Sangiorgi also allows his students to throw plastic foam balls at him to demonstrate the collision theory, and is adept at breaking down complex concepts into easily understandable terms. He is one of seven NYC teachers awarded with this year’s Sloan awards for excellence in teaching.

Other award recipients included Yunseon Esther Kim of Francis Lewis High School, who is widely acclaimed for helping her students pass the Regents exam; and Dorina Cheregi from Newcomers High School; she hails from Romania and excels at providing clear mathematical explanations.

Personal Life

At Townsend Harris High School, chemistry professor Thomas Sangiorgi remains in his students’ lives long after leaving his classroom. Through activities like conducting exit polls for city elections or analyzing baseball players’ salaries, his pupils at this ultra-selective institution can make connections between math lessons and real life situations such as conducting exit polls for city elections or analyzing baseball players’ salaries.

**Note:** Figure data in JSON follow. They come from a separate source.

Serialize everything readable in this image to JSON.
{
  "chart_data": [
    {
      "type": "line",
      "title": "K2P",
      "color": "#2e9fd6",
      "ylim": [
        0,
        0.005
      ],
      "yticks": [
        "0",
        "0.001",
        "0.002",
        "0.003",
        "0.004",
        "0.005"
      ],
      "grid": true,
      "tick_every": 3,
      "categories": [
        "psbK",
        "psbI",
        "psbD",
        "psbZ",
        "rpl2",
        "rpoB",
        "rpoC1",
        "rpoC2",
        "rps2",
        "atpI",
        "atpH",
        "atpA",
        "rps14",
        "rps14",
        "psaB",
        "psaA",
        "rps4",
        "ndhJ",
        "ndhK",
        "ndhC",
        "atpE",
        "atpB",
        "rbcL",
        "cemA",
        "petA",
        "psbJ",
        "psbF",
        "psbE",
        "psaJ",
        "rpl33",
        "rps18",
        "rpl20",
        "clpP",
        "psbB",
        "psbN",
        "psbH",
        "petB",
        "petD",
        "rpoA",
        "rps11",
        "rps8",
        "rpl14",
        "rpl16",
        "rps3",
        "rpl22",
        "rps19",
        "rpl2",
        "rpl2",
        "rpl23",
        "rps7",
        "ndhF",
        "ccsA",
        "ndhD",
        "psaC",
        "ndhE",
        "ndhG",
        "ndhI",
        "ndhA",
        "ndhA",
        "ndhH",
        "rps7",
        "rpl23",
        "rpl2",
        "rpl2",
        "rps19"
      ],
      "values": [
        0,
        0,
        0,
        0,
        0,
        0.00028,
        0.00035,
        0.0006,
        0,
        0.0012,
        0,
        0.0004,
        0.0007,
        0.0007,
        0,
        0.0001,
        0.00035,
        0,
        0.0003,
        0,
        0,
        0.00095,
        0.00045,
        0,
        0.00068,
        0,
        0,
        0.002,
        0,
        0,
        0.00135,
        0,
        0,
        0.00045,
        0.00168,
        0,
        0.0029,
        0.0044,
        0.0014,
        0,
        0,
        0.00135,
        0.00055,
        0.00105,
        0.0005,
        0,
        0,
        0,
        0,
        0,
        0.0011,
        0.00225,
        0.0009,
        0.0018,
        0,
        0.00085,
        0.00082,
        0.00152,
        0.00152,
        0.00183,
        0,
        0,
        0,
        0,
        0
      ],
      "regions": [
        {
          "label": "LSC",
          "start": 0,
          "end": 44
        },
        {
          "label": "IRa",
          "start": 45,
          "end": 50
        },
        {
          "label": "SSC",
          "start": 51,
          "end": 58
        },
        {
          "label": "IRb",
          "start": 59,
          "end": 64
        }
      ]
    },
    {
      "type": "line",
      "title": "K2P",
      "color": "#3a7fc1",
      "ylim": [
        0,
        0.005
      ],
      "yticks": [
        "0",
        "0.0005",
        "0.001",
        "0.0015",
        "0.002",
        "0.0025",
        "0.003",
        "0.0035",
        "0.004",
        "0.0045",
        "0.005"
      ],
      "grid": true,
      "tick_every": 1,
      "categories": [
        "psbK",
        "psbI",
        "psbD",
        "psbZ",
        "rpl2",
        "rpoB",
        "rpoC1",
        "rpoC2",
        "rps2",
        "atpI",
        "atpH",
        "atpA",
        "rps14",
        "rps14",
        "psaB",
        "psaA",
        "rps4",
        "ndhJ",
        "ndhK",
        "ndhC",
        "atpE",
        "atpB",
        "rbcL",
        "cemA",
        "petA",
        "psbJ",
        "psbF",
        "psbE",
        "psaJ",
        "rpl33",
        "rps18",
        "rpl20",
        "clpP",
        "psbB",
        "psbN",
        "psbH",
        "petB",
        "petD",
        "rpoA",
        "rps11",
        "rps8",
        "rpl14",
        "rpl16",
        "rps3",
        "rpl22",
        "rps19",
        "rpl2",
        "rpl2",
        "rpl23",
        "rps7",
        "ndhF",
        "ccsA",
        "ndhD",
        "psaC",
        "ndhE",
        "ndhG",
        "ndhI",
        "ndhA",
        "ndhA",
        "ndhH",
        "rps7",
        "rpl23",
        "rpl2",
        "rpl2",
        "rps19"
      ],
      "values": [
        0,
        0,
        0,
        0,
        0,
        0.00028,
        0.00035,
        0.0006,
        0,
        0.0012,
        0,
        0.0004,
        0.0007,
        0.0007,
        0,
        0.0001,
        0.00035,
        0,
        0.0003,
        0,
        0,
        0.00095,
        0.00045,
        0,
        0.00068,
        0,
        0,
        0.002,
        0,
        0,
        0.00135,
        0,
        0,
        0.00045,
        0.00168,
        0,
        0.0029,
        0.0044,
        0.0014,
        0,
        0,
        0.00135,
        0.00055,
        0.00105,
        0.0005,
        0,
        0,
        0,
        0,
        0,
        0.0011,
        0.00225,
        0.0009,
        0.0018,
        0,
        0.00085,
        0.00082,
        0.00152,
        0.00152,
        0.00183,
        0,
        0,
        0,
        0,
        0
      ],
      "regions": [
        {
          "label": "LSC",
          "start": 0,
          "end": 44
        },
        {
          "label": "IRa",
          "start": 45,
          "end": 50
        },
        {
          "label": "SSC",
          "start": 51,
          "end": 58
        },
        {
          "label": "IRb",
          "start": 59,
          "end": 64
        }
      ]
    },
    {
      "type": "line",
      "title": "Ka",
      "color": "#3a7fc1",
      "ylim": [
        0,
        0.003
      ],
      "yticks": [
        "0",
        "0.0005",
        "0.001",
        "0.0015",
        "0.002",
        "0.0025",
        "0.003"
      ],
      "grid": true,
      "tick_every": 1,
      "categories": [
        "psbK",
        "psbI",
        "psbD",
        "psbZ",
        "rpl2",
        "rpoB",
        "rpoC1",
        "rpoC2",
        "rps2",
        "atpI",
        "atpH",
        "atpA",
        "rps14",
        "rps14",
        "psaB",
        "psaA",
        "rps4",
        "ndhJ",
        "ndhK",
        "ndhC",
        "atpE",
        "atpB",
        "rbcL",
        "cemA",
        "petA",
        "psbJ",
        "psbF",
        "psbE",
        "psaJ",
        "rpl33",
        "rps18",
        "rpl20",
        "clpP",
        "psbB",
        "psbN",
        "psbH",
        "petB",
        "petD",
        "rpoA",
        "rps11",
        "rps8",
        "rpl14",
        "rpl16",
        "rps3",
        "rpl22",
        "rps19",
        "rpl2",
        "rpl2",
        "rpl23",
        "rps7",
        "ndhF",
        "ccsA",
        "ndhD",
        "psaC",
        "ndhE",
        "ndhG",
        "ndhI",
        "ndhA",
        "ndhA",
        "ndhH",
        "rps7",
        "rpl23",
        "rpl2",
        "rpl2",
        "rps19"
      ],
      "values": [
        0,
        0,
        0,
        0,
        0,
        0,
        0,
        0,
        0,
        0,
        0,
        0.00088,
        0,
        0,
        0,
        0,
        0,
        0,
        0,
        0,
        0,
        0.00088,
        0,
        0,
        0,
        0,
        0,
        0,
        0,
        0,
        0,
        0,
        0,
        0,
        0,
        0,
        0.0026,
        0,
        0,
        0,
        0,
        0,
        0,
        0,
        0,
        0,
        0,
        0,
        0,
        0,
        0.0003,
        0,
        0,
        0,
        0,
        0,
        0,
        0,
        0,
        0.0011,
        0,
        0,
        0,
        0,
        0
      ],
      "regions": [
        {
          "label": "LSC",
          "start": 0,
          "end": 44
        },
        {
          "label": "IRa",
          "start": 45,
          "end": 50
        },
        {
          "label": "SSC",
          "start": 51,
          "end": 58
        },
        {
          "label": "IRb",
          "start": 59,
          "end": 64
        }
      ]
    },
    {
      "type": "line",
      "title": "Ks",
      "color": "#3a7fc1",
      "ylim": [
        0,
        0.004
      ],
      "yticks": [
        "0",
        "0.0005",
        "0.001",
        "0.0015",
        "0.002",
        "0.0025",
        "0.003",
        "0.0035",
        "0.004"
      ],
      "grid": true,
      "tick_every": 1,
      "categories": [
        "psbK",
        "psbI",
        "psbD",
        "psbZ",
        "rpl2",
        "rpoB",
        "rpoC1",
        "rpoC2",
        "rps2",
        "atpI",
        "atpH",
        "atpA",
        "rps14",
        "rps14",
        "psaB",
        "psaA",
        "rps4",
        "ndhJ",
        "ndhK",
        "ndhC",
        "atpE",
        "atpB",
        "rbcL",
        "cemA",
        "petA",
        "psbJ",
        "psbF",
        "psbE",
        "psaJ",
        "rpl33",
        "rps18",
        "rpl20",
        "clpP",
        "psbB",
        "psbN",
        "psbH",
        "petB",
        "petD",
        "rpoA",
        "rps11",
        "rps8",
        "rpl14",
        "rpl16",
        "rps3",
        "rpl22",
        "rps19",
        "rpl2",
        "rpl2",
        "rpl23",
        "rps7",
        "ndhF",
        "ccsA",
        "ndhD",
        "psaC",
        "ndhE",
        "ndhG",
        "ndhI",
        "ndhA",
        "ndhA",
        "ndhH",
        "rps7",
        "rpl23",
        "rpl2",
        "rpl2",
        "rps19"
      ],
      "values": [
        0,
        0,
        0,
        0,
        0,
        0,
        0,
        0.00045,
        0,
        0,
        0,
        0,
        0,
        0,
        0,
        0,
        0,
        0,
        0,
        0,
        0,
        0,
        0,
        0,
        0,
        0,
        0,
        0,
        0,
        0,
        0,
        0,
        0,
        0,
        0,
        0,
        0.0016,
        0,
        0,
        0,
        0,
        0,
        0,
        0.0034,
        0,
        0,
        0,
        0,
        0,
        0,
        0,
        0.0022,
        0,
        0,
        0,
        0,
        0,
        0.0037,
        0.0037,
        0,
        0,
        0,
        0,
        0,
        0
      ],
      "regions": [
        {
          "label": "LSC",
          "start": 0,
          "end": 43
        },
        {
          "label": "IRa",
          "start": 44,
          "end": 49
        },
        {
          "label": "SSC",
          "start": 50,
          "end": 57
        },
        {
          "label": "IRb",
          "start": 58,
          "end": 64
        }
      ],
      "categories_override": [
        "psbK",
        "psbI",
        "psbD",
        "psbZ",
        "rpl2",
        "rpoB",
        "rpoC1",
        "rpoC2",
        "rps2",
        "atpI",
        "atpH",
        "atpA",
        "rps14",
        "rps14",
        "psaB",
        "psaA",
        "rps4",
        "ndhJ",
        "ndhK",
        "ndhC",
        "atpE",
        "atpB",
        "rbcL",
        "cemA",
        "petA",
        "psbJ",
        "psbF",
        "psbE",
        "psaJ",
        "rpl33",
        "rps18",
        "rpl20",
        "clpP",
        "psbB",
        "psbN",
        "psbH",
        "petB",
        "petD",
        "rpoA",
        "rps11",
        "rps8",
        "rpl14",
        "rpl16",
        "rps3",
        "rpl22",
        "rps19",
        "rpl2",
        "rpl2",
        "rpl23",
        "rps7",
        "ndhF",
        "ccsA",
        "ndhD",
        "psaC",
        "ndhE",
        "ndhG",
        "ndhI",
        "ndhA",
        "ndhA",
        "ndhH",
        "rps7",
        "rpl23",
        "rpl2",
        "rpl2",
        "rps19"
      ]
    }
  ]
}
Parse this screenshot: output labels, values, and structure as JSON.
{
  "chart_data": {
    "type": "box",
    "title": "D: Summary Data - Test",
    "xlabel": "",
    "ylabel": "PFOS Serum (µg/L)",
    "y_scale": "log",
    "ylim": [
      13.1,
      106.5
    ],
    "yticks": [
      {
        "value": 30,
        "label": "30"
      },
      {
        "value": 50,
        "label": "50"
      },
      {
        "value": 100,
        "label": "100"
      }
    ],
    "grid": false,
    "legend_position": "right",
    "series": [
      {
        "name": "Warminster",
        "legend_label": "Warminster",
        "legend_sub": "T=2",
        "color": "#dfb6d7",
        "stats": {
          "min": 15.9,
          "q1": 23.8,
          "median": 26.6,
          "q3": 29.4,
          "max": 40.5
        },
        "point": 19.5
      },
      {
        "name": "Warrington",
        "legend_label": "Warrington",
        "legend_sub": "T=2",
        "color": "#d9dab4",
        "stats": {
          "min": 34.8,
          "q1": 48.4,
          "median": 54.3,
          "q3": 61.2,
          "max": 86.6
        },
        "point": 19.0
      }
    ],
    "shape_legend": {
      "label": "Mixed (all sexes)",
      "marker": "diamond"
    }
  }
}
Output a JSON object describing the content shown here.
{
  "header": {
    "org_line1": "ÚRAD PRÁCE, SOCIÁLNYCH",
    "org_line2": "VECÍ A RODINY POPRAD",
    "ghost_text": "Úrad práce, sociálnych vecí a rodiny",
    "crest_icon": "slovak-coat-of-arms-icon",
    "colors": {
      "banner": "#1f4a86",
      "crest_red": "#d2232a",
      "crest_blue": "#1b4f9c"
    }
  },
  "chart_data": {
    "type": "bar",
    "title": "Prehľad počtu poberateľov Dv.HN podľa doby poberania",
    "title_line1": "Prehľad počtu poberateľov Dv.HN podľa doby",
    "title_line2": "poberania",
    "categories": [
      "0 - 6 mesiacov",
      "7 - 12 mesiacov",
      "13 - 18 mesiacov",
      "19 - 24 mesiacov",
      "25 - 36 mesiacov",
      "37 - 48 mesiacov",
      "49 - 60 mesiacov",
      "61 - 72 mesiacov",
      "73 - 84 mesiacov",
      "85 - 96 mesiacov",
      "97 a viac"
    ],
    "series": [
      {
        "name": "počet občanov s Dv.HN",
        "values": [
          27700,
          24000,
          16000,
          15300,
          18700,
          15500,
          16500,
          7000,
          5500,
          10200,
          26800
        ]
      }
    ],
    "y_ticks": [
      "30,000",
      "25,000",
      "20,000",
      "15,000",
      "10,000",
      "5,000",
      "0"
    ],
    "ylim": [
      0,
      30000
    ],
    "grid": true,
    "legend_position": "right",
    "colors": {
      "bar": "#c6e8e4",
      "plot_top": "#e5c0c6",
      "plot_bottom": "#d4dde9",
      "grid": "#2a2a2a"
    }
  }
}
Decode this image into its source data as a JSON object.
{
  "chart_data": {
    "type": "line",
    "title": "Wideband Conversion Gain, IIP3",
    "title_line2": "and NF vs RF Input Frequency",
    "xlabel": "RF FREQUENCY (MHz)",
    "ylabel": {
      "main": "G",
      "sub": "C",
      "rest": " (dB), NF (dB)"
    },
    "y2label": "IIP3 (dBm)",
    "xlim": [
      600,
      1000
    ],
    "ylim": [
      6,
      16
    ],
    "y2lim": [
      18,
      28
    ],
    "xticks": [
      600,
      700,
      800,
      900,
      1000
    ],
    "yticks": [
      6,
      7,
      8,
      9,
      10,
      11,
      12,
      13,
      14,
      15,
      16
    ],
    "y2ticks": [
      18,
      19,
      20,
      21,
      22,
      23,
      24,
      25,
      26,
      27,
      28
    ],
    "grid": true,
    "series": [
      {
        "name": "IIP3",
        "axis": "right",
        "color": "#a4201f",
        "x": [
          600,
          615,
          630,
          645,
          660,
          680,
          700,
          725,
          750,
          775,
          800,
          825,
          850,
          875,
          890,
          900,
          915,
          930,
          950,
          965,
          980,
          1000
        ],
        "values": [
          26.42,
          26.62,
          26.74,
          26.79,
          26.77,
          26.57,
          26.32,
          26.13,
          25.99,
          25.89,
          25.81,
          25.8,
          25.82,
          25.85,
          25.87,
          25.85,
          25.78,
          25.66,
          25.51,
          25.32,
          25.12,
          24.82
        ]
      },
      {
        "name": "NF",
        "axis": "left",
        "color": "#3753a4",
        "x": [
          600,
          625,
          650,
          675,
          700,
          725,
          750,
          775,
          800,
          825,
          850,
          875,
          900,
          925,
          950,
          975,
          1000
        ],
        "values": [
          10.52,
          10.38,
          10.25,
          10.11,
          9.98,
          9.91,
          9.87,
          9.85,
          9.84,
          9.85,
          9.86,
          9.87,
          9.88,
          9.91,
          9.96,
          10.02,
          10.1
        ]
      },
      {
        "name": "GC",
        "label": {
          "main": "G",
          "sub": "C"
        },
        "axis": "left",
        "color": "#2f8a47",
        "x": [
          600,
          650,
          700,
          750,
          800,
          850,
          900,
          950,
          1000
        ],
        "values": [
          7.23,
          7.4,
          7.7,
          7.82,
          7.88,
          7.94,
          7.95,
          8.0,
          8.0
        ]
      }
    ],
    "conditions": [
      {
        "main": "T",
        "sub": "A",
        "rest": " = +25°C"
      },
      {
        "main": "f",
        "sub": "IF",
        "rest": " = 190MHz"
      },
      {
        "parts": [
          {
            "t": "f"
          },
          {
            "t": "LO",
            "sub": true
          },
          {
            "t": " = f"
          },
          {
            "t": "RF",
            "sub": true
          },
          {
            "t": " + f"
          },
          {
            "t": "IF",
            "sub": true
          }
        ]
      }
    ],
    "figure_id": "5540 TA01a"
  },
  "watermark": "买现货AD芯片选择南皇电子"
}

The Classic recently spoke with a 2018 graduate who filed a report against Mr. Sangiorgi for misconduct back in 2016. She reported seeing him on campus at Queens College where he still serves as Science Olympiad region coordinator and chaperones competitions – including overnight trips.

He coaches the Science Olympiad team, comprised of one-tenth of the school’s student body. One team member was taken aback when she heard that he would continue interacting with students in this capacity.